# Balancing a dataset

This notebook shows a simple approach to balance a dataset, while performing some static data augmentation as well.

The dataset will be expanded to have a similar number of images from each class. New images are created based on geometrical and colour operations performed on the images of the original training dataset.

In [1]:
from PIL import Image, ImageEnhance
import random
import os
import shutil

## Settings

In [2]:
IMAGES_PER_CLASS = 10000
data_path = 'd:/vcpi/gtsrb'

First copy the original training set to the new folder

In [3]:
shutil.copytree(f'{data_path}/train', f'{data_path}/train_balanced_{IMAGES_PER_CLASS}')

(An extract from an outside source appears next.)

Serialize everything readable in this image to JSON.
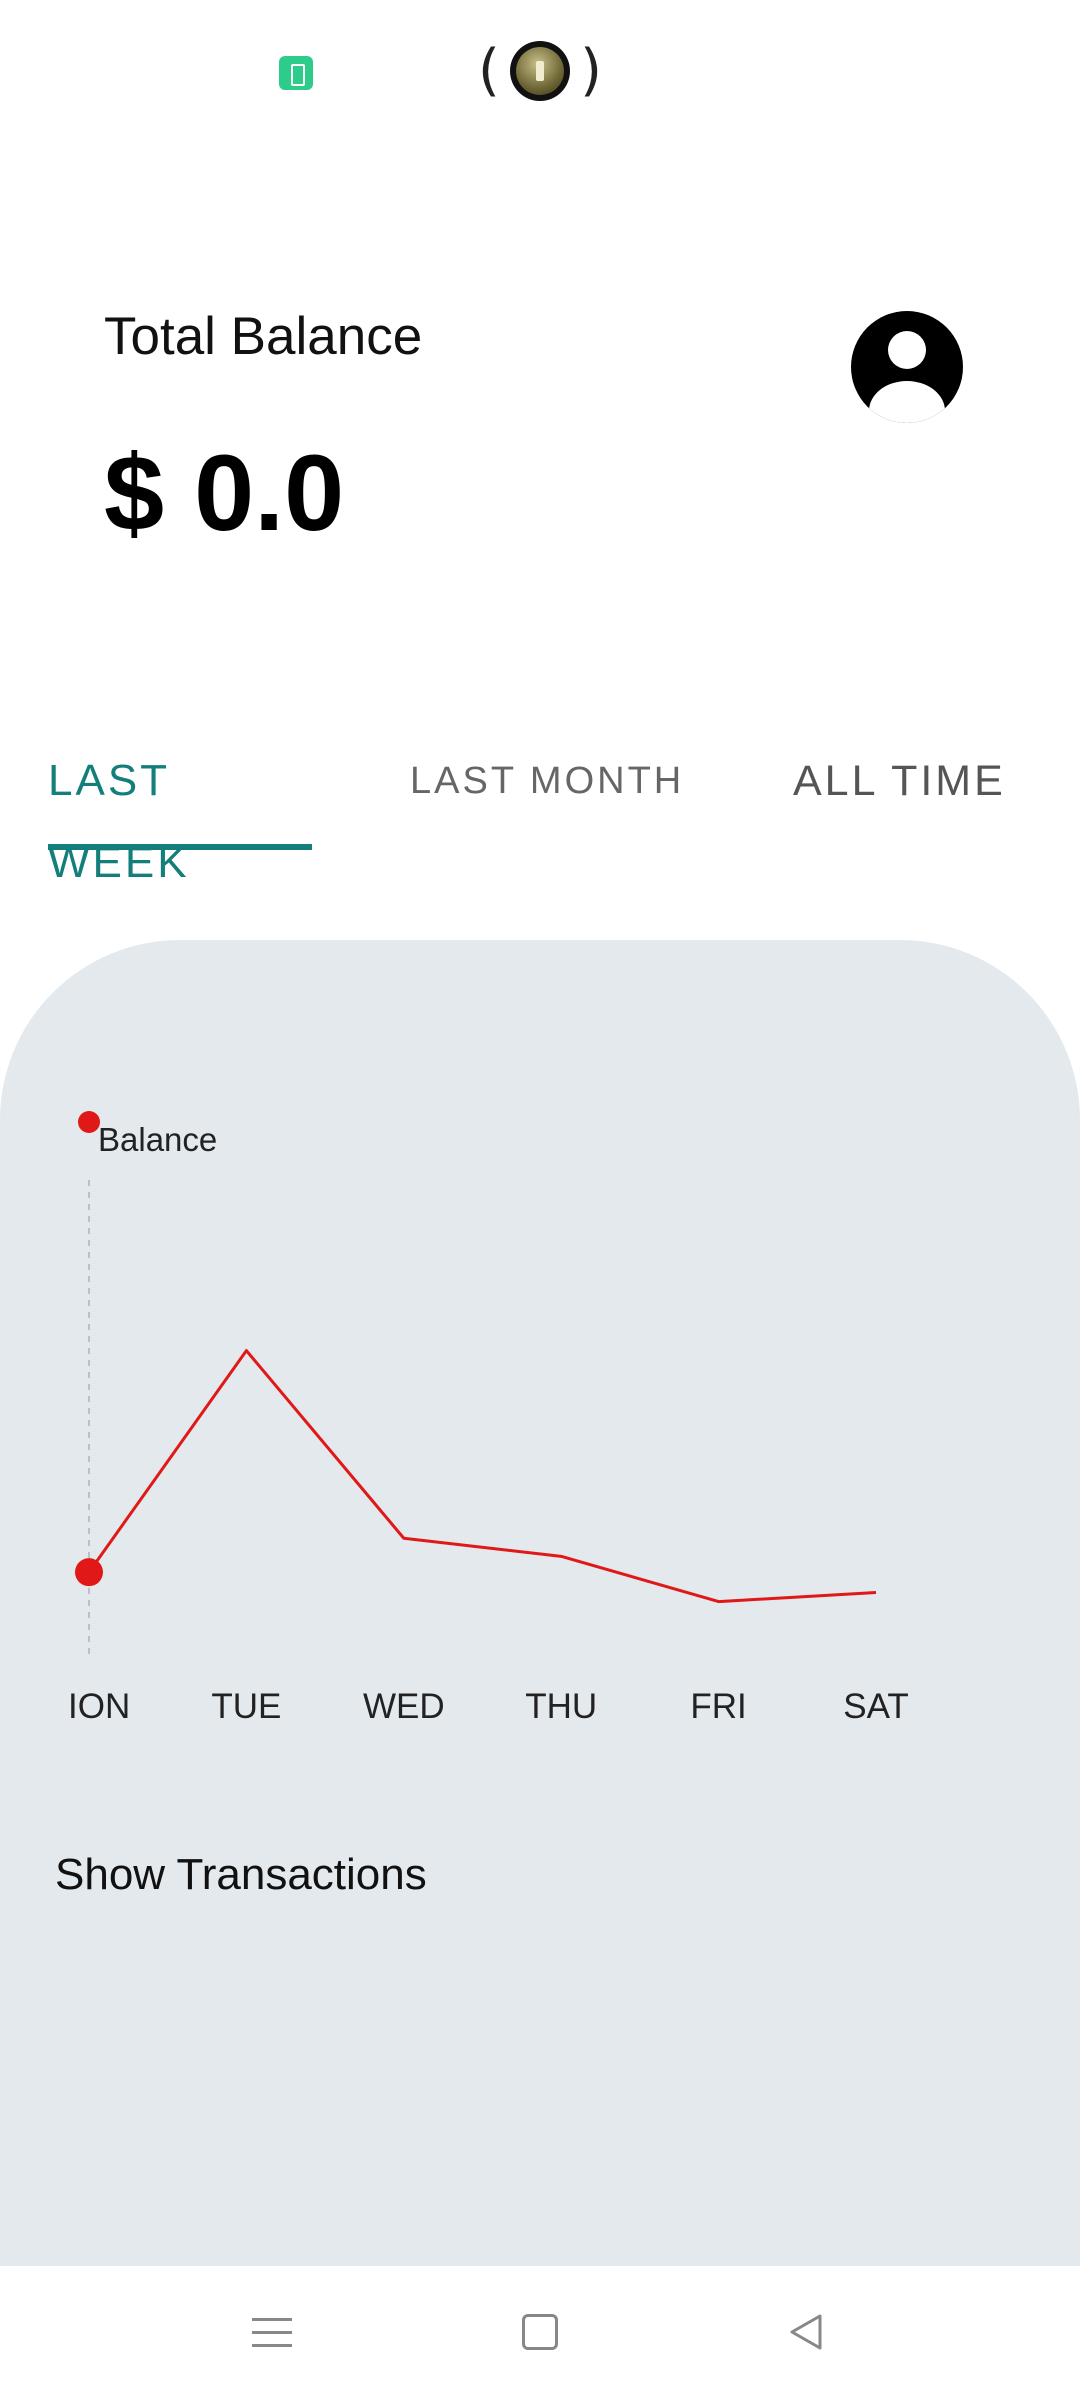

'd:/vcpi/gtsrb/train_balanced_1000'

balance and augment the dataset

In [4]:
classes = os.listdir(f'{data_path}/train_balanced_{IMAGES_PER_CLASS}')

list_img = []
for cla in classes:
    list_img = os.listdir(f'{data_path}/train_balanced_{IMAGES_PER_CLASS}/{cla}')
    random.shuffle(list_img)
    for k in range(len(list_img), IMAGES_PER_CLASS):

        filename = f'{data_path}/train_balanced_{IMAGES_PER_CLASS}/{cla}/{list_img[(k - len(list_img)) % len(list_img)]}'
        im = Image.open(filename)

        r = random.uniform(-10.0,10.0)
        im = im.rotate(r)
        r1 = random.uniform(-3.0,3.0)
        r2 = random.uniform(-3.0,3.0)

        im = im.transform(im.size, Image.Transform.AFFINE, (1, 0, r1, 0, 1, r2))

        r = random.uniform(1.0, 1.3)
        im = ImageEnhance.Sharpness(im)
        im = im.enhance(r)

        r = random.uniform(1.0, 1.3)
        im = ImageEnhance.Contrast(im)
        im = im.enhance(r)
        
        im = im.resize((32,32))

        im.save(f'{data_path}/train_balanced_{IMAGES_PER_CLASS}/{cla}/_{k}.png')